Runtime Compression Round 1

by Ian on Dec.24, 2010, under Code Sample, Projects, Sticky Situation

Ok, “A Sticky Situation” was written fast; the bulk of the coding was completed in 10 weeks. So logically its code base has a “few” flaws. The one that brought me here to write this post is located in its runtime texture generation: all the textures created where uncompressed.

Uncompressed textures aren’t necessarily a bad thing, but ASS was pushing a fair number of large unique textures to the screen, eating up all the texture fetch bandwith on older and/or laptop cards. Many of these textures were generated at runtime (most commonly a texture was blurred).
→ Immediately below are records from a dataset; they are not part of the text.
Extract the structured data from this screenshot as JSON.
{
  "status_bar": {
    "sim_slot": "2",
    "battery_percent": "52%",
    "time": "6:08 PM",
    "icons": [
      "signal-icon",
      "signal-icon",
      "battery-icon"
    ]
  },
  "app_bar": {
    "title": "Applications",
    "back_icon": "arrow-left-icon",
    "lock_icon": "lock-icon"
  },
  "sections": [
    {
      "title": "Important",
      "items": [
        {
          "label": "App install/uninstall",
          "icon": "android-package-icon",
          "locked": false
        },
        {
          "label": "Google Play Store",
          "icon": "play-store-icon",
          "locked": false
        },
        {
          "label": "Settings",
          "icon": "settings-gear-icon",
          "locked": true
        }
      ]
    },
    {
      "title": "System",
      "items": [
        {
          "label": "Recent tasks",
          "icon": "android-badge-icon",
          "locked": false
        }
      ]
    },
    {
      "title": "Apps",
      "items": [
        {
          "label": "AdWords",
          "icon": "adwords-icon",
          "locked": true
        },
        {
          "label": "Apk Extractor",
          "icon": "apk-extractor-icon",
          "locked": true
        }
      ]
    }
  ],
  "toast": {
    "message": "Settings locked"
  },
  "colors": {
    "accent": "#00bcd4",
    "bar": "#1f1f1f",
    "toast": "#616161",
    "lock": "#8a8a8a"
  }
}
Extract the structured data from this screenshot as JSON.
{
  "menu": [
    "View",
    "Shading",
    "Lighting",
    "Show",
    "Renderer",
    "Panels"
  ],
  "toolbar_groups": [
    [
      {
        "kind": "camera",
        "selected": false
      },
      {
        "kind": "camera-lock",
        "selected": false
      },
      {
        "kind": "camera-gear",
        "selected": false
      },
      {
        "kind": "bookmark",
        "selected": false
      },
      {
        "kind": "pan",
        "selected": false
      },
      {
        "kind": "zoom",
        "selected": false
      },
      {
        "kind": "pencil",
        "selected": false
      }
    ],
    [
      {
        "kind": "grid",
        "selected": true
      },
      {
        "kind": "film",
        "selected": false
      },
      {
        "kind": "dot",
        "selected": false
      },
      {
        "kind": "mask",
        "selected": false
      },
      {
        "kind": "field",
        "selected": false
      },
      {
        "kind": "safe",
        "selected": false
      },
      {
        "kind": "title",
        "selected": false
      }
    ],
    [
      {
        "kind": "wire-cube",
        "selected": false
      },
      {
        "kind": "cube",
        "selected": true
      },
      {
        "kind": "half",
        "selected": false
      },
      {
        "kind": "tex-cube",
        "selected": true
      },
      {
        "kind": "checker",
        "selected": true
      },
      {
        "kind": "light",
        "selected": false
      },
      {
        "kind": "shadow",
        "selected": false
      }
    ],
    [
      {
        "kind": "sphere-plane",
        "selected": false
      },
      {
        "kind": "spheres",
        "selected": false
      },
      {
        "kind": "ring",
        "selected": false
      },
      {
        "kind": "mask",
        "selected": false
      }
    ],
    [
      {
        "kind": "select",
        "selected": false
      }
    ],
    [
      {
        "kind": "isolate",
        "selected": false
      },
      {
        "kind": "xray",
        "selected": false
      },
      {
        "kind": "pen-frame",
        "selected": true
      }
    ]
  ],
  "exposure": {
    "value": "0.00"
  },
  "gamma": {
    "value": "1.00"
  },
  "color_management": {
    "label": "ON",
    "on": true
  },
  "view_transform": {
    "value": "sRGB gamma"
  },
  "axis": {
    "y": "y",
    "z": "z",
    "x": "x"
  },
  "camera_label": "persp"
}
So I decided to look into compressing the textures.

Since the whole point is that I am trying to get back some texture fetch bandwith, I need to use a compression technique that is understood by the GPU. This leaves me with one choice: DXT. Specifically DXT5.

Ok I’m going to give you a quick explanation of  DXT right quick.  It is a type of lossy compression that nearly all GPUs “in the wild” can decode.  It works by:

  • taking a 4×4 block of pixels
  • then it uses some fancy math (like Principal Component Analysis) to find the 2 most important colors in the block.
  • It stores these colors as 16- bit values (5,6,5)
  • Then for each of the 16 pixels in the block it stores a 2-bit value that describes how far it is from each of the colors.

Now DXT compression comes in quite a few different flavors DXT1 and DXT5 are the most commonly used (as far as I can tell).  The only real difference between the two is in how they encode alpha.  DXT1 only supports “cutout” alpha (basically a 1 bit alpha, either it is opaque or it is transparent) while DXT5 supports  a gradient alpha.  I am not going to get into exactly how each encodes alpha for length reasons, but let me know if you would like to know more.